Ethanol in gasoline rips off consumers
U.S. oil and natural gas producers are shattering records — recently overtaking Saudi Arabia and Russia to lead the world in crude oil production.
Fueled by advanced technology, the American energy resurgence is paying off for consumers and shielding U.S. markets from instability overseas.
But drivers may need extra cash to pay the mechanic if federal regulators keep forcing more ethanol into the fuel supply.
Multiple industries have long warned about the risks of higher-ethanol fuels like E15 (15 percent ethanol), which extensive testing shows can damage engines and fuel systems.
Nearly three out of every four vehicles on the road today are not designed for E15 gasoline, and a number of automakers have even said that E15 may cause damage that is not covered by warranties.
It’s not just cars. Consumer groups warn that E15 is incompatible with lawnmowers, motorcycles, ATVs, power equipment and boats, and many of these consumers opt for fuel that is entirely ethanol free (E0).
With so many drawbacks, who’s asking for more ethanol in fuel? Not consumers.
The Society of Independent Gasoline Marketers of America and National Association of Convenience Stores say “most retailers that sell E15 or E85 have seen minimal sales of these products.”
By contrast, “there’s a significant demand in the market” for “non-blended gasoline” or E0.
Availability of consumer-preferred lower ethanol fuel is at risk due to the Renewable Fuel Standard (RFS).
Finalized in 2007, before the U.S. energy revolution took off, the RFS requires the fuel industry to add more and more ethanol to the fuel supply each year, regardless of market demand.
The idea was to encourage a cheaper, local alternative to reduce reliance on fuel imports from overseas. Ten years and one U.S. energy revolution later, surging domestic crude oil production has taken care of the reduced imports goal.
As for cheaper energy, the math doesn’t add up for a higher ethanol mandate. Ethanol has less energy than gasoline, forcing drivers to fill up more often when using higher ethanol blends.
On top of that, the Congressional Budget Office projects gasoline prices could jump substantially unless the RFS mandate’s market-distorting impacts are reined in.
The RFS is more complicated than just warning drivers to stick with standard E10 fuel. For now, yearly ethanol volume requirements can be met while still leaving room — just barely — for E10 and E0.
Without reform, the RFS will eventually require more gallons of ethanol than the fuel supply can accommodate as E10.
In the nation that leads the world in oil and natural gas production, restricting consumer choice does not make sense.
It makes even less sense when you factor in the broad swath of collateral damage unleashed by government ethanol policy.
Higher ethanol blends from corn generate unintended consequences at every step from the farm to the fuel tank.

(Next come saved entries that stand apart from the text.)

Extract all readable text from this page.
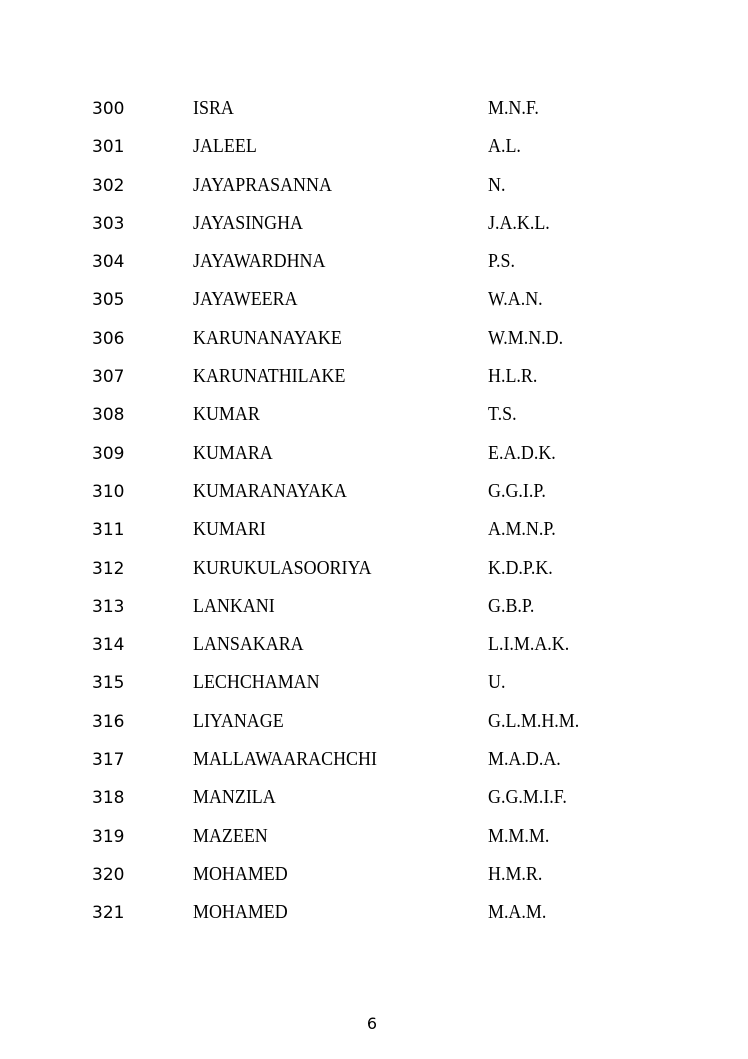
300	ISRA	M.N.F.
301	JALEEL	A.L.
302	JAYAPRASANNA	N.
303	JAYASINGHA	J.A.K.L.
304	JAYAWARDHNA	P.S.
305	JAYAWEERA	W.A.N.
306	KARUNANAYAKE	W.M.N.D.
307	KARUNATHILAKE	H.L.R.
308	KUMAR	T.S.
309	KUMARA	E.A.D.K.
310	KUMARANAYAKA	G.G.I.P.
311	KUMARI	A.M.N.P.
312	KURUKULASOORIYA	K.D.P.K.
313	LANKANI	G.B.P.
314	LANSAKARA	L.I.M.A.K.
315	LECHCHAMAN	U.
316	LIYANAGE	G.L.M.H.M.
317	MALLAWAARACHCHI	M.A.D.A.
318	MANZILA	G.G.M.I.F.
319	MAZEEN	M.M.M.
320	MOHAMED	H.M.R.
321	MOHAMED	M.A.M.
6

Environmental organizations, anti-hunger groups, wildlife protection activists, grocers, restaurant owners and producers of poultry, pork and beef — all have spoken out against the RFS with concerns ranging from environmental and habitat protection to increased food prices and elevated costs for farmers and ranchers.
The outdated, bureaucratic boondoggle that is the RFS should be a prime target for the White House, which has energetically pursued regulatory reforms, achieving real benefits for families and businesses.
But the Trump administration may be headed in the wrong direction on ethanol, supporting policies that would push even more E15 ethanol into gas tanks.
To its credit, the White House is taking a close look at ethanol policy, convening several stakeholder meetings to find compromise reforms that will satisfy ethanol supporters and everyone else.
Boosting prospects for success is the fact that RFS reform is one of the rare issues that enjoys support from both Republicans and Democrats in Congress.
But when it comes to smart ethanol policy, political parties shouldn’t matter. The only label that matters is “consumer.”
Are policymakers changing ethanol policy to protect consumers’ engines, wallets and fuel choices?
If the answer is “no,” Washington should go back to the drawing board. It’s time to stand up for consumers and fix the broken RFS once and for all.
Frank J. Macchiarola is Group Director of Downstream and Industry Operations for the American Petroleum Institute.